Was offen bleibt, ist jedoch meine Wunde aus diesen Kontexten.
Es gab nie und wird vermutlich auch nie irgendeine Wieder_Gutmachung geben. Oder gar Entschädigung. Zu begreifen, was mir angetan wurde, ist vielleicht das Einzige, was ich selbst irgendwie herstellen und weitergeben kann. Auf, dass es anderen nicht mehr passiert. Und wenn doch, dann nicht gleichsam unentschuldigt, unverantwortet, allgemein legitimiert.

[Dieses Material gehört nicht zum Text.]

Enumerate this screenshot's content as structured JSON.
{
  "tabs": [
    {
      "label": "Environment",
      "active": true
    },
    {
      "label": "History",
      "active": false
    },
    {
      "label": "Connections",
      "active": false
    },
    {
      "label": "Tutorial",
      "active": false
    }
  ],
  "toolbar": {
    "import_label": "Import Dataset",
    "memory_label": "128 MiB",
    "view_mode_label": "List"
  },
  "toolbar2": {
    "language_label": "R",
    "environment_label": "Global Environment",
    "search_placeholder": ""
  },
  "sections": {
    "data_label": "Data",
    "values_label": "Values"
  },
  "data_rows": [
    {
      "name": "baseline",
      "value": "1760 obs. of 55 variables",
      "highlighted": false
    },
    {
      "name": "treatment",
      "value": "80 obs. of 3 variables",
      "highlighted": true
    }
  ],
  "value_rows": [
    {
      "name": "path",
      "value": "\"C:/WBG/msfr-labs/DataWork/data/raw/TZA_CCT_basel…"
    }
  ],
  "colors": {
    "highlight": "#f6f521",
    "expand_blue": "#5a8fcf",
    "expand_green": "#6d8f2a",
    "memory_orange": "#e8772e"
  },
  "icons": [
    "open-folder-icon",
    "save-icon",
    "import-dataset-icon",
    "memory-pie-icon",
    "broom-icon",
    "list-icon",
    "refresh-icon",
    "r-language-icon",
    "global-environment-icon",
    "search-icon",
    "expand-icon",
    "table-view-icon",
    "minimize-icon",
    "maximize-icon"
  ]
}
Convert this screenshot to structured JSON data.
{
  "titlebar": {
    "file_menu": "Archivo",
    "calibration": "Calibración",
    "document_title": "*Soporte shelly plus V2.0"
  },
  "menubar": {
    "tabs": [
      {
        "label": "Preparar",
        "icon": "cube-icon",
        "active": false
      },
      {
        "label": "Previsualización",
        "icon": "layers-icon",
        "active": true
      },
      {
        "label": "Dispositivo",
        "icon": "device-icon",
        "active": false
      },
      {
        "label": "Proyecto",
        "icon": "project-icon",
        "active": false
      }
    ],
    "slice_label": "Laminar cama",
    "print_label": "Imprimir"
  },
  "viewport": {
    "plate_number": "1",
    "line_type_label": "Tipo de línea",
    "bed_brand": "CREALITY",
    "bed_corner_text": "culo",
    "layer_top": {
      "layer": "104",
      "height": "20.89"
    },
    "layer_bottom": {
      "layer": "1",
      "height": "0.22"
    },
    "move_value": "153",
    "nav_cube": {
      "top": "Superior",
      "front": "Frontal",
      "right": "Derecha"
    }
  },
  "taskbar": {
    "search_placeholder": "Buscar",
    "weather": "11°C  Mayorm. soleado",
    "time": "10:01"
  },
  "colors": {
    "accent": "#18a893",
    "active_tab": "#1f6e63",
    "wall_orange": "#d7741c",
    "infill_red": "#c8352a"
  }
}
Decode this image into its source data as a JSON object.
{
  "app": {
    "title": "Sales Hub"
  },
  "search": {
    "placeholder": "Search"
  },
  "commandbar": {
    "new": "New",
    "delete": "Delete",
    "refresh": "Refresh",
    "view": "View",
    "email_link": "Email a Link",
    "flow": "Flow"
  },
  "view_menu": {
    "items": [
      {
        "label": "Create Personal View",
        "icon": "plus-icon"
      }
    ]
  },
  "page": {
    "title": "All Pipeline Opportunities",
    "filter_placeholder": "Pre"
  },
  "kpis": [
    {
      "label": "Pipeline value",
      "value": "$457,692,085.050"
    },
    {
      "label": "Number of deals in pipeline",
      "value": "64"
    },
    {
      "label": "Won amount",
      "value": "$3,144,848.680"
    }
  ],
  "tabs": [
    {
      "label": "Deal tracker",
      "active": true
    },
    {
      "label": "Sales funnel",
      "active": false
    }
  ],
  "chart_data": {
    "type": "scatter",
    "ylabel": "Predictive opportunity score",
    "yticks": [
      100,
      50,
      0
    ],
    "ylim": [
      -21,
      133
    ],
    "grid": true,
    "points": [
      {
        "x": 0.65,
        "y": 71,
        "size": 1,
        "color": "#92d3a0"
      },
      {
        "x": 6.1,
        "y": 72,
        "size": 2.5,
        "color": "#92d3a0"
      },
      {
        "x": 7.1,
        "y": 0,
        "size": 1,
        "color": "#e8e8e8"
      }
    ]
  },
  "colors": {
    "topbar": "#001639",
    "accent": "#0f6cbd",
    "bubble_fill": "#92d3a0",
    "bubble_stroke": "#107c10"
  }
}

Ich bin nicht bereit Helfergewalt zu decken und mich dem Druck zur Komplizenschaft zu beugen.
Meine Traumatisierung durch Helfer_innen und Behandler_innen wird häufig individualisiert und ableistisch abgewehrt. Man tritt mir oft mit der Idee gegenüber, ich hätte damals nur irgendetwas missverstanden oder aus meiner frühkindlichen/autistischen Irre heraus irgendeine Fürsorge für mich nicht wahrgenommen. Es wird oft überhört, dass dem nicht so ist. Diese so zerreißende Ebene überhaupt nicht verstanden. Wie es ist zu merken, dass man mit aller Liebe verletzt oder aus größster, wärmster, innigster Fürsorge heraus jeder Selbstbestimmung beraubt wird – das ist ein Kern meiner Helfertraumatisierung. Das ist der ganze irre widersinnige Moloch dessen, was eine komplexe Traumatisierung ausmacht.
Das ist, worum es bei Zwangshilfe und ihren Folgen geht.
Für mich. Die_r sie mehrfach üb.erlebt hat.